Мы дошли до второго сарая на тропинке, который стоял у
стены. Под сенью колючих сосен его просевшая крыша и покосившиеся окна были в
кружевных тенях. Я направился к нему, Элен чуть задержалась, глядя с испугом.
– Все нормально, не бойся, – сказал я. – Правда. Пошли.
На двери не было замка, вернее, когда-то был, но потом его
оторвали, поэтому я закрывал дверь с помощью свернутой картонки. Я вытащил ее и
шагнул в сарай, оставив дверь открытой настежь из-за темени внутри.

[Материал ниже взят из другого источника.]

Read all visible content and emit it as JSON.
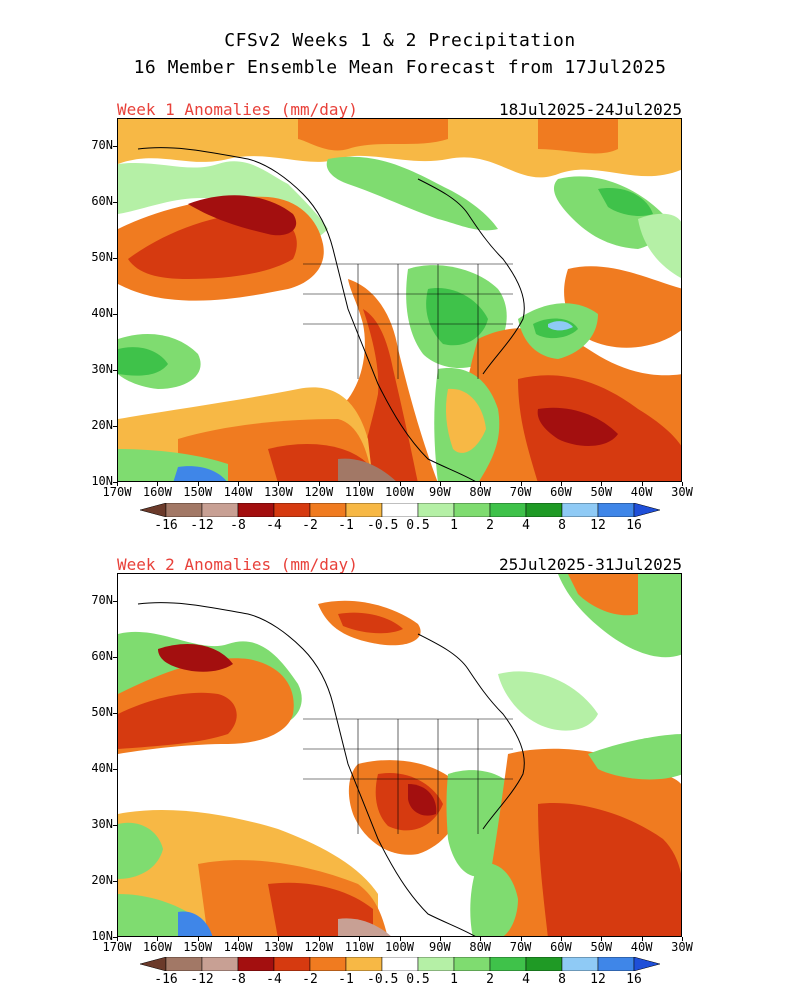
{
  "title_line1": "CFSv2 Weeks 1 & 2 Precipitation",
  "title_line2": "16 Member Ensemble Mean Forecast from 17Jul2025",
  "panels": [
    {
      "label": "Week 1 Anomalies (mm/day)",
      "dates": "18Jul2025-24Jul2025"
    },
    {
      "label": "Week 2 Anomalies (mm/day)",
      "dates": "25Jul2025-31Jul2025"
    }
  ],
  "lat_labels": [
    "70N",
    "60N",
    "50N",
    "40N",
    "30N",
    "20N",
    "10N"
  ],
  "lon_labels": [
    "170W",
    "160W",
    "150W",
    "140W",
    "130W",
    "120W",
    "110W",
    "100W",
    "90W",
    "80W",
    "70W",
    "60W",
    "50W",
    "40W",
    "30W"
  ],
  "colorbar": {
    "labels": [
      "-16",
      "-12",
      "-8",
      "-4",
      "-2",
      "-1",
      "-0.5",
      "0.5",
      "1",
      "2",
      "4",
      "8",
      "12",
      "16"
    ],
    "colors": [
      "#6b3a2a",
      "#a27866",
      "#c8a094",
      "#a30f0f",
      "#d63a10",
      "#f07b20",
      "#f7b845",
      "#ffffff",
      "#b5f0a6",
      "#7fdc70",
      "#3fc24a",
      "#1f9a25",
      "#8fcaf5",
      "#3f86e8",
      "#1f4fd8"
    ]
  }
}
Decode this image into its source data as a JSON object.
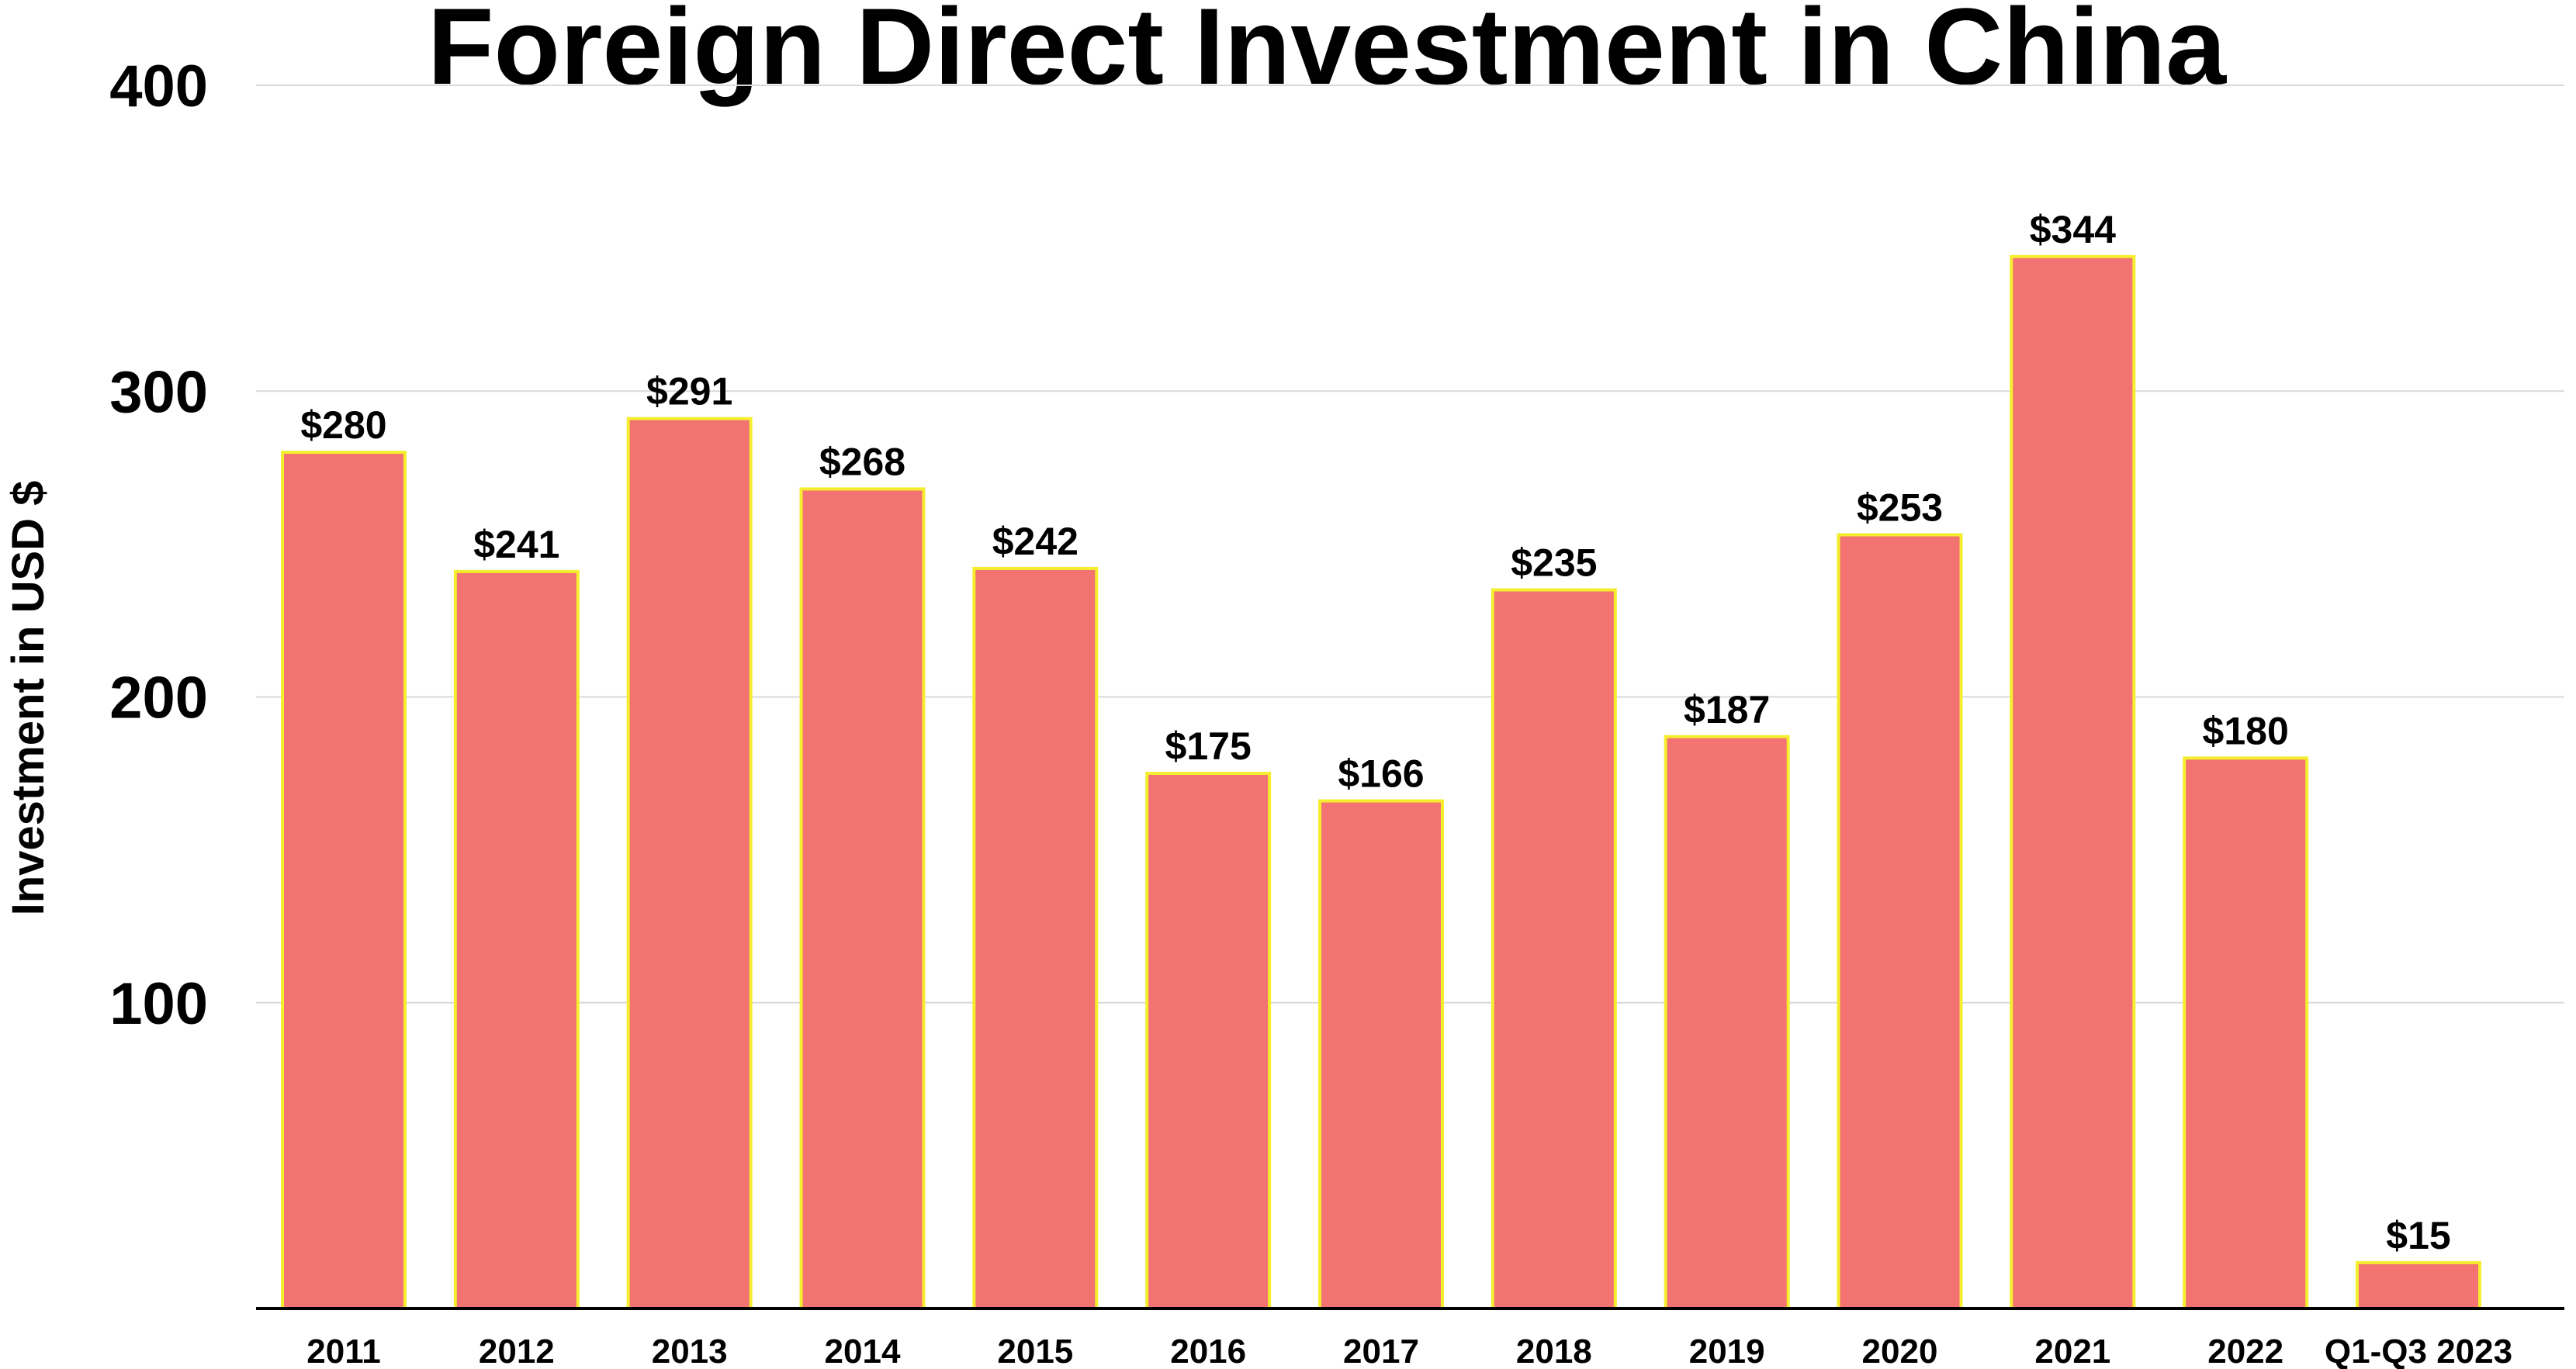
{
  "chart_data": {
    "type": "bar",
    "title": "Foreign Direct Investment in China",
    "xlabel": "",
    "ylabel": "Investment in USD $",
    "ylim": [
      0,
      400
    ],
    "yticks": [
      "100",
      "200",
      "300",
      "400"
    ],
    "grid": true,
    "legend": "none",
    "value_prefix": "$",
    "categories": [
      "2011",
      "2012",
      "2013",
      "2014",
      "2015",
      "2016",
      "2017",
      "2018",
      "2019",
      "2020",
      "2021",
      "2022",
      "Q1-Q3 2023"
    ],
    "values": [
      280,
      241,
      291,
      268,
      242,
      175,
      166,
      235,
      187,
      253,
      344,
      180,
      15
    ],
    "data_labels": [
      "$280",
      "$241",
      "$291",
      "$268",
      "$242",
      "$175",
      "$166",
      "$235",
      "$187",
      "$253",
      "$344",
      "$180",
      "$15"
    ],
    "colors": {
      "bar_fill": "#f37272",
      "bar_stroke": "#f5ee2e",
      "grid": "#d9d9d9",
      "axis": "#000000",
      "text": "#000000"
    }
  }
}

– Пол, что это?... Ой. Ой! – Второе «ой» было похоже на
вскрик.
Там стоял сдвинутый в одну сторону стол. На нем стояли
фонарик и коричневая картонная коробка. На грязном полу лежала коробка из-под
сигар «Хав-А-Там-па», которую я взял у агента, пополнявшего автоматы с
напитками и конфетами. Поскольку его компания торговала еще и табачными
изделиями, ему было нетрудно достать такую коробку. Я предложил ему за нее
плату – когда я работал в Холодной Горе, они очень ценились, я вам говорил,
наверное, – но он только рассмеялся.
Из-за края коробки на нас смотрела пара блестящих черных
глаз-бусинок.
– Мистер Джинглз, – тихо позвал я. – Иди сюда. Иди сюда,
старичок, и познакомься с этой леди.
Я присел на корточки – было больно, но я стерпел, – и
вытянул руку. Сначала я подумал, что он не сможет перелезть через край коробки,
но он вылез одним сильным толчком. Мистер Джинглз упал сначала на бок, потом
встал на ноги и подошел ко мне. Он бежал, явно хромая на одну заднюю ногу, –
увечье, нанесенное еще Перси, давало себя знать в пожилом возрасте Мистера
Джинглза. В его очень пожилом, просто невероятно пожилом возрасте. Его шкурка
стала совсем седой, кроме макушки и кончика хвоста.